God, The Universe, Dice, and Man

In the realm of the very small, the universe is non-deterministic. Atomic decay, for example, is random. Given two identical atoms, one might decay after a minute, another might take hours. Elementary particles have a property called "spin", which is an intrinsic angular momentum. Electrons, for example, have spin "up" or spin "down", but it is impossible to predict which orientation an individual election will have when it is measured.

John G. Cramer, in
The Transactional Interpretation of Quantum Mechanics, writes:

[Quantum Mechanics] asserts that there is an intrinsic randomness in the microcosm which precludes the kind of predictivity we have come to expect in classical physics, and that the QM formalism provides the only predictivity which is possible, the prediction of average behavior and of probabilities as obtained from Born's probability law....

While this element of the [Copenhagen Interpretation] may not satisfy the desires of some physicists for a completely predictive and deterministic theory, it must be considered as at least an adequate solution to the problem unless a better alternative can be found. Perhaps the greatest weakness of [this statistical interpretation] in this context is not that it asserts an intrinsic randomness but that it supplies no insight into the nature or origin of this randomness. If "God plays dice", as Einstein (1932) has declined to believe, one would at least like a glimpse of the gaming apparatus which is in use.

As a software engineer, were I to try to construct software that mimics human intelligence, I would want to construct a module that emulated human imagination. This "imagination" module would be connected as an input to a "morality" module. I explained the reason for this architecture in this article:

When we think about what ought to be, we are invoking the creative power of our brain to imagine different possibilities. These possibilities are not limited to what exists in the external world, which is simply a subset of what we can imagine.
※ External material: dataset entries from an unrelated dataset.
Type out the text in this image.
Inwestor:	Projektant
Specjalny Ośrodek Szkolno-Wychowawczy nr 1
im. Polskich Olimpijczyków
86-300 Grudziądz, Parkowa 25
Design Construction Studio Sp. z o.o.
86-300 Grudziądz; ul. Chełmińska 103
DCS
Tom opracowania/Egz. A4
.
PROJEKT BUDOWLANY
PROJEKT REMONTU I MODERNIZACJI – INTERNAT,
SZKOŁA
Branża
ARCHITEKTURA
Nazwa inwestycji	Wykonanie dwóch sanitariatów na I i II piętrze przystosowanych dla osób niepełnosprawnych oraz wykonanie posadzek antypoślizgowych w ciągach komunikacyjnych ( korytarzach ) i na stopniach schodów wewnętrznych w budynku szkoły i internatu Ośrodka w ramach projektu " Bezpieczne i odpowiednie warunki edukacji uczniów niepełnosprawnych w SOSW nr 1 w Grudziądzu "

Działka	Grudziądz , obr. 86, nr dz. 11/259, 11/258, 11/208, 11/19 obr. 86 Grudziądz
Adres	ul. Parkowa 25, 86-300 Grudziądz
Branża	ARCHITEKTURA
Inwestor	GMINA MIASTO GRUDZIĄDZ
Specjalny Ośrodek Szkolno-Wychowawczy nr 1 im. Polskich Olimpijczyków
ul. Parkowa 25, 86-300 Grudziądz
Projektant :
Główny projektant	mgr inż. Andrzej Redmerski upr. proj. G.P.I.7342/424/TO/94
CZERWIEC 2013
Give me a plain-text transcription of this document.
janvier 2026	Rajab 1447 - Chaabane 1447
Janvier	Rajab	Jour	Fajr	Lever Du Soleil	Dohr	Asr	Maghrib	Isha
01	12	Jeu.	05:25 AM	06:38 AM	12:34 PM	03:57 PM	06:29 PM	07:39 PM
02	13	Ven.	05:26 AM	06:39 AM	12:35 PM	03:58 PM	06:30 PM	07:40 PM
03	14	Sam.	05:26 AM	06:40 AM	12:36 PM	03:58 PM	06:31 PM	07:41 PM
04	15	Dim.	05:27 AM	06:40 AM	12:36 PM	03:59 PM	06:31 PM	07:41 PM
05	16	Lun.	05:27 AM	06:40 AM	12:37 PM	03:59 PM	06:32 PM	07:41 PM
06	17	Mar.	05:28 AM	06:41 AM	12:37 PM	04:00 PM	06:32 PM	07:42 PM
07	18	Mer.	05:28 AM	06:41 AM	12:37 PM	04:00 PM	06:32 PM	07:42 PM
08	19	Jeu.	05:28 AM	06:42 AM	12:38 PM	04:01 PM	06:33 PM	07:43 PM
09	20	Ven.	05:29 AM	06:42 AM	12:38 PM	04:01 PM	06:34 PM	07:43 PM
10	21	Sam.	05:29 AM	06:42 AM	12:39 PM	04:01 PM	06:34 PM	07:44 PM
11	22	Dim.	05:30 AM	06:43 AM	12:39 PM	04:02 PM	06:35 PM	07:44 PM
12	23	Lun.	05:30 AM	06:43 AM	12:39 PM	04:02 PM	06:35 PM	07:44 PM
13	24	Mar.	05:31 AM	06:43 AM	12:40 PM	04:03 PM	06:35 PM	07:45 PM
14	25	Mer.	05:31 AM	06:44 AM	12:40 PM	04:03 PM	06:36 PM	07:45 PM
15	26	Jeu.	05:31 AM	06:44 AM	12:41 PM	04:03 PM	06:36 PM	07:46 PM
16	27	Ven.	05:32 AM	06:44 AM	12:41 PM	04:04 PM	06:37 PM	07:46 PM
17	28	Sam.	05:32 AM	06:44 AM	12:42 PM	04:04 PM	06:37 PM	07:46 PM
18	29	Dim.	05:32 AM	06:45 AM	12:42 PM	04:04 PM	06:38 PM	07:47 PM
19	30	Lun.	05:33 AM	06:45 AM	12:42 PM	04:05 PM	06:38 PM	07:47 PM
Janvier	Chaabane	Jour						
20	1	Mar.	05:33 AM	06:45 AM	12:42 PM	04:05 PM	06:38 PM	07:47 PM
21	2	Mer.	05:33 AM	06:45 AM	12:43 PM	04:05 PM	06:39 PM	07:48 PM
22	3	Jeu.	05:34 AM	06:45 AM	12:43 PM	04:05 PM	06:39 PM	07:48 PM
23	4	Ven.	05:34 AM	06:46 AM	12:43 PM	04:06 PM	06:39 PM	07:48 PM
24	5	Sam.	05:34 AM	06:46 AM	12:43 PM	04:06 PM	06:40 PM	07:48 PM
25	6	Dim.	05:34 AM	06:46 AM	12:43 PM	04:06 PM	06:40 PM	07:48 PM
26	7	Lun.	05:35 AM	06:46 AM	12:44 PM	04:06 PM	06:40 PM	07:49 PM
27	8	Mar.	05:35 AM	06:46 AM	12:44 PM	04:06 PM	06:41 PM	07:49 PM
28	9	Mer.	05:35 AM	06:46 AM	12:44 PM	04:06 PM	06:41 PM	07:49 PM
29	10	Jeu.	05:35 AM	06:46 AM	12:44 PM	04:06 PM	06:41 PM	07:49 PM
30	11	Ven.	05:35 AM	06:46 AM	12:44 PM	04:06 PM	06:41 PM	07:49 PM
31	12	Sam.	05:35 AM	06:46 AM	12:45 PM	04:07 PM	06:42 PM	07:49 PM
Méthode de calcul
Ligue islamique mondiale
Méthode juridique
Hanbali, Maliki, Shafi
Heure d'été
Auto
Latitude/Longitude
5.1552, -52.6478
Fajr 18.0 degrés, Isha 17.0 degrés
From the definition that morality derives from a comparison between "is" and "ought", and the understanding that "ought" exists in the unbounded realm of the imagination, we conclude that morality is subjective: it exists only in minds capable of creative power.

I would use a random number generator, coupled with an appropriate heuristic, to power the imagination.

On page 184 in
Things A Computer Scientist Rarely Talks About, Donald Knuth writes:

Indeed, computer scientists have proved that certain important computational tasks can be done much more efficiently with random numbers than they could possibly ever be done by deterministic procedure. Many of today's best computational algorithms, like methods for searching the internet, are based on randomization. If Einstein's assertion were true, God would be prohibited from using the most powerful methods.

Of course, this is all speculation on my part, but perhaps the reason why God plays dice with the universe is to drive the software that makes us what we are. Without randomness, there would be no imagination. Without imagination, there would be no morality. And without imagination and morality, what would we be?